Veredito: Escolha seu Veneno
Configurar timeouts de SAN é um exercício de gerenciamento de risco. Você está escolhendo entre dois tipos de falha:
- O Congelamento (Alta Tolerância): O sistema segura o I/O, a aplicação trava, usuários reclamam, mas nenhuma transação falha com erro. O sistema volta sozinho se o storage voltar.
- O Erro Rápido (Baixa Tolerância): O sistema mata o I/O, a aplicação recebe um
EIO(Input/Output Error), transações sofrem rollback, o cluster failover dispara.
Para ambientes modernos, cloud-native ou bancos de dados clusterizados, a opção 2 é quase sempre preferível. Um erro limpo e rápido permite recuperação automatizada. Um estado zumbi indefinido requer intervenção humana.
Ação Recomendada:
Não confie em mim. Não confie no default.
Agende uma janela de manutenção. Inicie um dd ou fio gravando no disco.

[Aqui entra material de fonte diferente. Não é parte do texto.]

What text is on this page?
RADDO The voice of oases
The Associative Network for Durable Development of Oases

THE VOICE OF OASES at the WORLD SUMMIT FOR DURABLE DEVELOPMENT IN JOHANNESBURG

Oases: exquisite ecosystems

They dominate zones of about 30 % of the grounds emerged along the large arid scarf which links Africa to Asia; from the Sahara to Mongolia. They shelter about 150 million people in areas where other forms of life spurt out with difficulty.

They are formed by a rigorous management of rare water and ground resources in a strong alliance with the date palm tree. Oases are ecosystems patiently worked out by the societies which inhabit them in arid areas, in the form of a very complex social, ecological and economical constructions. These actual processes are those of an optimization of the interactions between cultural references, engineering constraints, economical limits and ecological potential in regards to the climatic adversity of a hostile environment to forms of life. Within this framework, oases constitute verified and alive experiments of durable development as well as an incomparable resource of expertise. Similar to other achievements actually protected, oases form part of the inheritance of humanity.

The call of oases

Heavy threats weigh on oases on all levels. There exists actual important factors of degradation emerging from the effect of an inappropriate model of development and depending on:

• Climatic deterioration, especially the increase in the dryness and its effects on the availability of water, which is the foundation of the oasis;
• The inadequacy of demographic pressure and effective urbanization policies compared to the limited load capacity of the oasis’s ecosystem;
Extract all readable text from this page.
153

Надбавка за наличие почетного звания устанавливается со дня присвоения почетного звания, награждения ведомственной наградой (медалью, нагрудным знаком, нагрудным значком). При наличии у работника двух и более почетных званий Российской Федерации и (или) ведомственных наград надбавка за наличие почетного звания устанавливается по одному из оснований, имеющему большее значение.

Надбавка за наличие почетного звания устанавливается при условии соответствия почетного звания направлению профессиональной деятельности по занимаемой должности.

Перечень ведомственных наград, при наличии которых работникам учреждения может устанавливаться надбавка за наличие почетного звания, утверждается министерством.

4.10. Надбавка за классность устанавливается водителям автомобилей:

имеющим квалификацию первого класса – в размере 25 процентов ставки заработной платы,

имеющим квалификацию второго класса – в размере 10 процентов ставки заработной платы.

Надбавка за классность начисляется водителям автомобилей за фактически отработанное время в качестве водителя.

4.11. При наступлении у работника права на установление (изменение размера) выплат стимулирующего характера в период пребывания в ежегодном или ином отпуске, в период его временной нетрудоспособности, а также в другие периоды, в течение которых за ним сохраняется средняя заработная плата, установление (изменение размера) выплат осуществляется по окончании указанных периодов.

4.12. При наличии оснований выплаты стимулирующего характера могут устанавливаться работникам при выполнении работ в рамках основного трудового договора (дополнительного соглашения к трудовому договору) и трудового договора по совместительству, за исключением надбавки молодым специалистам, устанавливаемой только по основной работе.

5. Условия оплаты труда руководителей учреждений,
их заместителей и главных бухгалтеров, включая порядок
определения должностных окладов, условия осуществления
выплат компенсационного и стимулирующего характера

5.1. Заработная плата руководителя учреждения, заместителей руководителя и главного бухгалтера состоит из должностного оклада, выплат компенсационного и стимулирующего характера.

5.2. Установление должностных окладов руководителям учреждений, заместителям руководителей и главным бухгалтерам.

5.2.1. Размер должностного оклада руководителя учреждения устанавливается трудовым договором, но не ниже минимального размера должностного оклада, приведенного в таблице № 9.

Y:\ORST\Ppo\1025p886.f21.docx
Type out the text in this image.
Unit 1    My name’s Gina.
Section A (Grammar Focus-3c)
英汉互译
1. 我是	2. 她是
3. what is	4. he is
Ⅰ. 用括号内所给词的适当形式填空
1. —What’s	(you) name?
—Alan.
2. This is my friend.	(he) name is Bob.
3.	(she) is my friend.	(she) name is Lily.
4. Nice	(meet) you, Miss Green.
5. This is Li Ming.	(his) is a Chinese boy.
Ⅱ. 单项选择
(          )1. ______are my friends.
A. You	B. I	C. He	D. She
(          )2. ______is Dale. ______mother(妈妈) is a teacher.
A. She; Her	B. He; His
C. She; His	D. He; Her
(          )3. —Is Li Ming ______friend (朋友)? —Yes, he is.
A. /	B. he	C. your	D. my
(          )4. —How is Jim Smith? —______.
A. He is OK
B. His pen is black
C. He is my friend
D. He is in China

Vá até o datacenter (ou console do switch) e puxe o cabo.
Cronometre com um relógio quanto tempo leva para o I/O fluir pelo segundo caminho.
Se demorar mais de 10 segundos, você tem trabalho a fazer no multipath.conf.
A estabilidade não vem da ausência de falhas, mas da velocidade com que nos recuperamos delas.
Aprofundamento Sugerido
- ALUA (Asymmetric Logical Unit Access): Como o storage diz ao host qual caminho é "rápido" e qual é "lento", e como isso interage com seus timeouts.
- FC Buffer Credits: O assassino silencioso de performance em SANs de longa distância ou congestionadas.
- NVMe-oF (NVMe over Fabrics): Como o novo protocolo muda completamente esse jogo (dica: ele elimina a fila SCSI e seus timeouts legados, trazendo novos desafios de gerenciamento de fila).
Dr. Marcus 'Bitrot' Silva
Engenheiro Sênior de Armazenamento
20 anos recuperando RAIDs quebrados. Especialista em ZFS e sistemas de arquivos distribuídos. Já viu mais falhas de disco do que gostaria.